ANGRY_CHEF - Editorial



Author: darknight_1729
Tester: darknight_1729
Editorialist: darknight_1729




Trie, DP


You have N words. You need to choose K distinct words out of those. To choose a word you need a non empty prefix such that it is not a prefix of any word in the dictionary. You need to minimize the letters we have to type.


This problem can be approached in a few different ways, but the intended algorithm consists of inserting all N words into a trie (while marking which nodes in the trie represent the end of a word), and then breaking the problem down into subproblems with dynamic programming. Let F(i,k) be the minimum number of letters to type in order to text k different words which end at nodes in node i's subtree (or rather, subtrie). We can compute F by recursively traversing the trie, with the final answer being F(root,K).

Let’s establish that D(i) = depth of node i.

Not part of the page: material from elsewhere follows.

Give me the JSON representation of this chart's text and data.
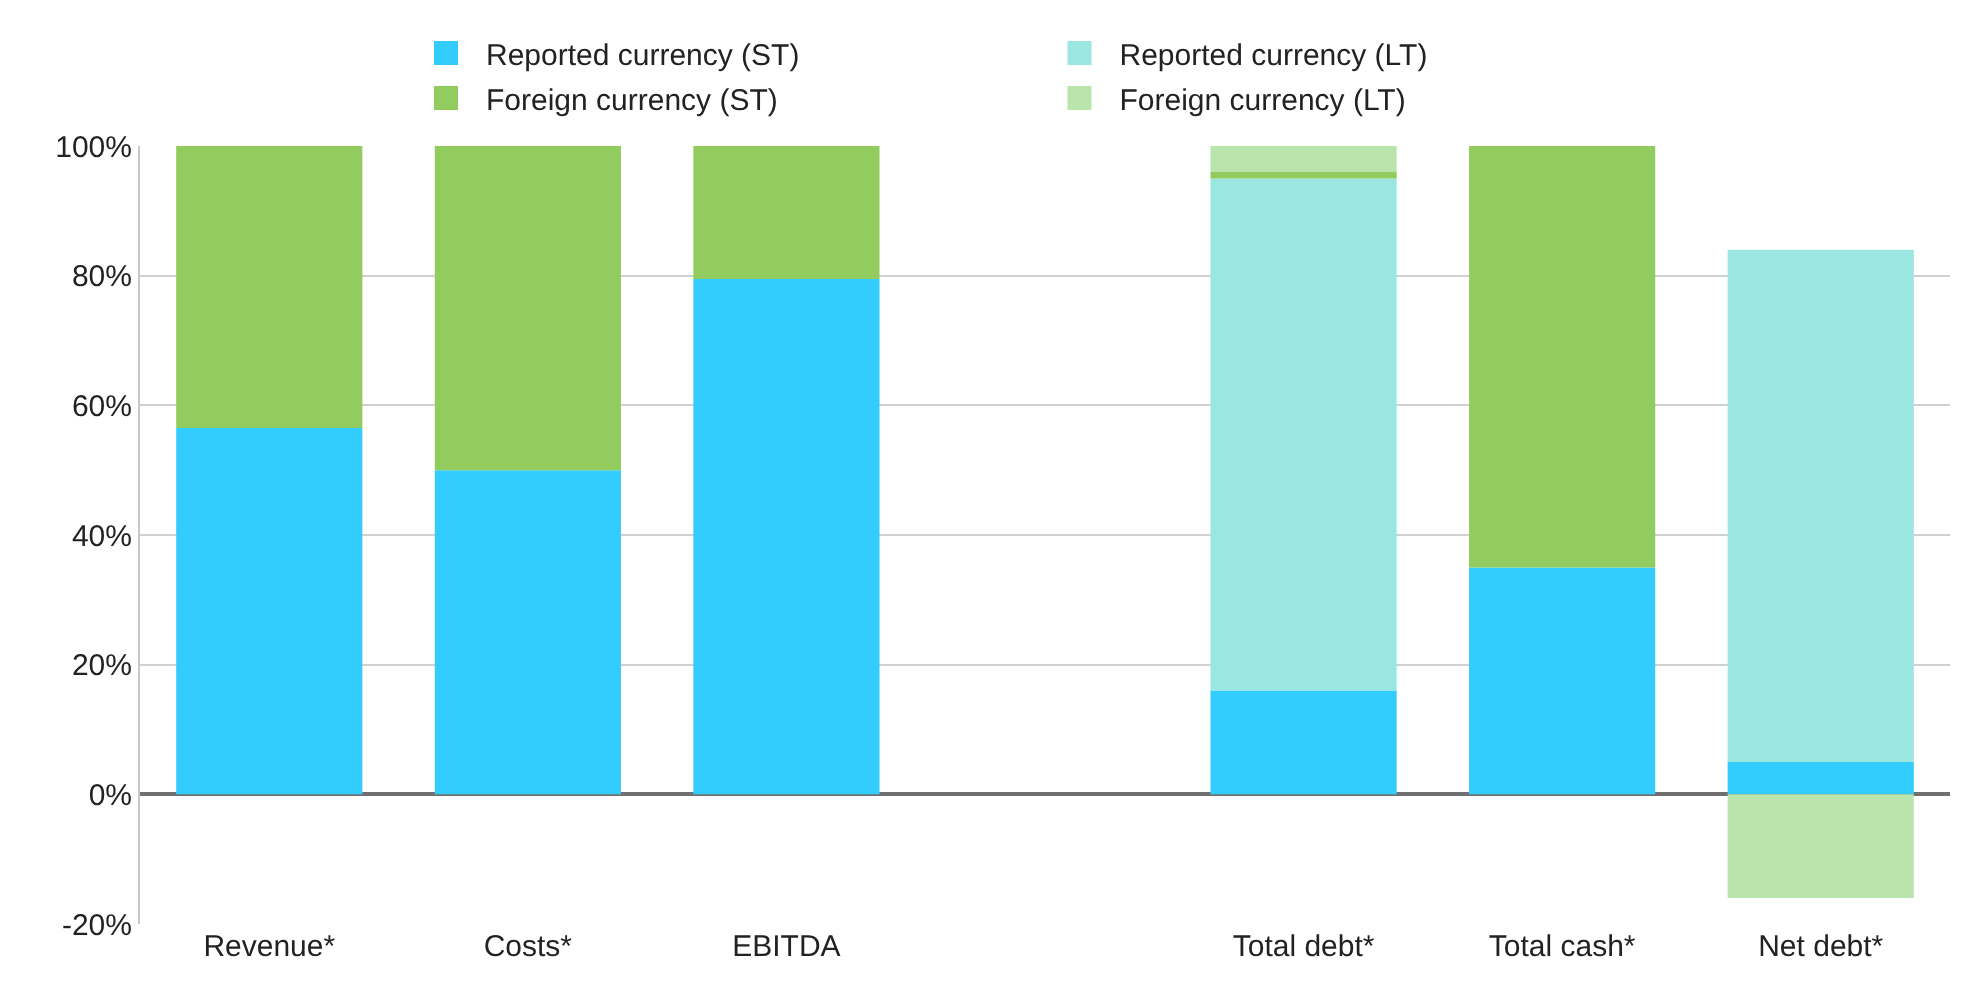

Note that D(i) is then also the length of the prefix (and possibly complete word) represented by node i.

To establish some simple base cases, F(i,0)=0 for any node i, and F(i,1)=D(i) for any node i besides the root. This is because, if only 1 word will be used from node i's subtree, then the prefix represented by node i won’t be a prefix of any other chosen word, meaning that it can be used to type this word.

For any internal node i and any positive k≤K, we can compute F(i,k) by considering various distributions of k words amongst node i and its children’s subtries. Consider that node i has children c_1,c_2,…,c_m, and we use v_1,v_2,…,v_m words from each of those children’s subtries respectively. If node i represents the end of one of the N given words, then F(i,k)=F(c_1,v_1)+⋯+F(c_m,v_m)+D(i), with v_1+⋯+v_m=k−1. Otherwise, F(i,k)=F(c_1,v_1)+⋯+F(c_m,v_m) with v_1+⋯+v_m=k. Either way, we can consider all of the possible combinations of v_1…_m with a classic instance of dynamic programming across the children. In this fashion, we can in fact compute the values F(i,1…K) all at once in O(mK^2) time.

Every node is the child of at most one other node, meaning that the overall time complexity of this algorithm is O(CK^2), where C is the number of nodes in the trie (which is at most the sum of the lengths of the words).